Ensure Successful Mergers & Acquisitions with AI-based Identity Resolution

Identity Resolution, Name Matching, Record Management, Risk Management

2018 is on track to become a record-breaking year for corporate consolidation. In the first three quarters, the total value of mergers and acquisitions deals around the world was $3.3 trillion, with US companies amounting to 40% of the total M&A activity. Recent high-profile M&A deals include Amazon’s acquisition of grocery store chain Whole Foods for $13.7 billion and drug store CVS’s $69 billion mergers with health insurer Aetna.

Companies engage in M&A deals seeking a variety of benefits: to increase market share, reduce costs of operations, expand to new territories, consolidate similar or complementary products or services, improve business models, grow revenue, and ultimately increase profits and shareholder value.

Along with the many potential efficiencies, synergies, and benefits of an M&A, there are also risks such as the disruption that change and a poorly executed post-merger reorganization can cause to the customers, employees, stockholders, and the businesses themselves.

To a large extent, realizing the many potential business efficiencies and synergies of an M&A depends on accurately and efficiently combining critical information systems such as:

  • Customer Relationship Management (CRM) systems to provide a unified view of customers, customer engagements, and the pipeline of new business opportunities.
  • Business Intelligence (BI) systems to provide access to the combined business data and a holistic view across different functional areas of all of the businesses. Properly resolved and analyzed, BI data can drive better key business decisions and help win new work.

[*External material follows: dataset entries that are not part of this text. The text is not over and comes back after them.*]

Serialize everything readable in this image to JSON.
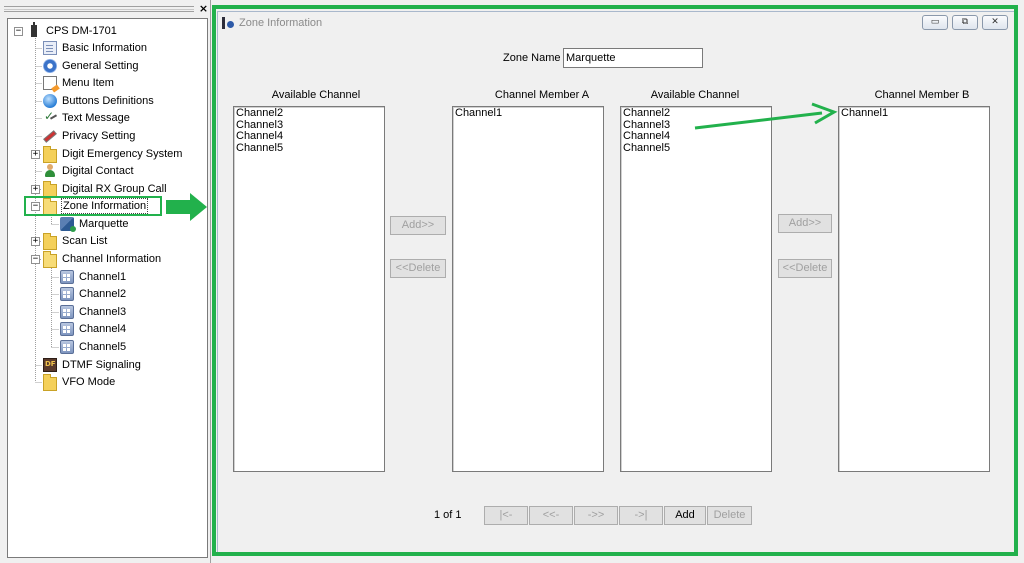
{
  "tree": {
    "close_glyph": "×",
    "root": {
      "label": "CPS DM-1701",
      "icon": "radio-icon",
      "expander": "−"
    },
    "items": [
      {
        "label": "Basic Information",
        "icon": "document-icon"
      },
      {
        "label": "General Setting",
        "icon": "gear-icon"
      },
      {
        "label": "Menu Item",
        "icon": "menu-icon"
      },
      {
        "label": "Buttons Definitions",
        "icon": "globe-icon"
      },
      {
        "label": "Text Message",
        "icon": "message-icon"
      },
      {
        "label": "Privacy Setting",
        "icon": "privacy-icon"
      },
      {
        "label": "Digit Emergency System",
        "icon": "folder-icon",
        "expander": "+"
      },
      {
        "label": "Digital Contact",
        "icon": "contact-icon"
      },
      {
        "label": "Digital RX Group Call",
        "icon": "folder-icon",
        "expander": "+"
      },
      {
        "label": "Zone Information",
        "icon": "folder-open-icon",
        "expander": "−",
        "selected": true
      },
      {
        "label": "Marquette",
        "icon": "zone-channel-icon",
        "child": true
      },
      {
        "label": "Scan List",
        "icon": "folder-icon",
        "expander": "+"
      },
      {
        "label": "Channel Information",
        "icon": "folder-open-icon",
        "expander": "−"
      },
      {
        "label": "Channel1",
        "icon": "channel-icon",
        "child": true
      },
      {
        "label": "Channel2",
        "icon": "channel-icon",
        "child": true
      },
      {
        "label": "Channel3",
        "icon": "channel-icon",
        "child": true
      },
      {
        "label": "Channel4",
        "icon": "channel-icon",
        "child": true
      },
      {
        "label": "Channel5",
        "icon": "channel-icon",
        "child": true
      },
      {
        "label": "DTMF Signaling",
        "icon": "dtmf-icon"
      },
      {
        "label": "VFO Mode",
        "icon": "folder-icon"
      }
    ]
  },
  "window": {
    "title": "Zone Information",
    "minimize": "▭",
    "restore": "⧉",
    "close": "✕"
  },
  "zone": {
    "name_label": "Zone Name",
    "name_value": "Marquette"
  },
  "lists": {
    "available_a": {
      "header": "Available Channel",
      "items": [
        "Channel2",
        "Channel3",
        "Channel4",
        "Channel5"
      ]
    },
    "member_a": {
      "header": "Channel Member A",
      "items": [
        "Channel1"
      ]
    },
    "available_b": {
      "header": "Available Channel",
      "items": [
        "Channel2",
        "Channel3",
        "Channel4",
        "Channel5"
      ]
    },
    "member_b": {
      "header": "Channel Member B",
      "items": [
        "Channel1"
      ]
    }
  },
  "buttons": {
    "add_a": "Add>>",
    "delete_a": "<<Delete",
    "add_b": "Add>>",
    "delete_b": "<<Delete"
  },
  "pager": {
    "status": "1 of 1",
    "first": "|<-",
    "prev": "<<-",
    "next": "->>",
    "last": "->|",
    "add": "Add",
    "delete": "Delete"
  },
  "annotation_color": "#22b14c"
}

Name Matching and Identity Resolution for the Intelligent Consolidation of Data Systems


The post-merger integration (PMI) of multiple, overlapping supporting data systems is a complex, delicate, and daunting process that requires sophisticated name matching and identity resolution capabilities. It involves 1) detecting data quality issues and duplicates, and 2) merging records from multiple, perhaps international sources.

What does it take to figure out what records represent the same entity? Here is your quick checklist:

  1. High accuracy. Merging records is a complex problem. First, it requires performing intelligent matching of various fields, including not just names but also other key attributes. Second, key field values often differ for a variety of reasons ranging from data entry errors to nicknames, maiden vs. married names, partial names, variations in word order, etc. A sophisticated Identity Resolution system must provide a confidence measure of any proposed matches based on the combination of evidence from multiple attributes. Those multiple attributes typically involve various entity types, such as people, organizations, places, addresses, and numerics. For example, accurately matching information about a specific individual may rely on knowledge about their home address (address), place of birth (place), date of birth (date), among others. NetOwl’s Identity Resolution leverages its award-winning machine learning-based name matching product to enable sophisticated name matching of various entity types.
  2. Foreign script matching. In today’s global economy, international companies have data in multiple languages and language scripts. NetOwl’s multicultural, multi-lingual Identity Resolution supports name matching not only within languages, but across different languages.
  3. Scalable and real-time. Customer records are a true Big Data problem. Identity Resolution must support scalable, real-time searching of massive databases with hundreds of millions of records. NetOwl can match new records against large quantities of existing records in real time.
  4. On premise. Given the sensitive nature of at least some business data, identity resolution must be available on premise. NetOwl is available for installation in secure environments and offers a REST API for easy integration with new or existing record processing systems.
  5. Tunable. Application-specific business rules determine what combination of record attributes should be matched and how important each attribute is to the overall matching score.

NetOwl’s AI-based Identity Resolution software provides a high-accuracy, scalable, fast, and tunable solution to help merge data systems from multiple, overlapping, and possibly international sources. It enables a smooth post-merger data consolidation process to meet timelines, increase productivity, reduce risks and costs, and realize the many other benefits of M&A.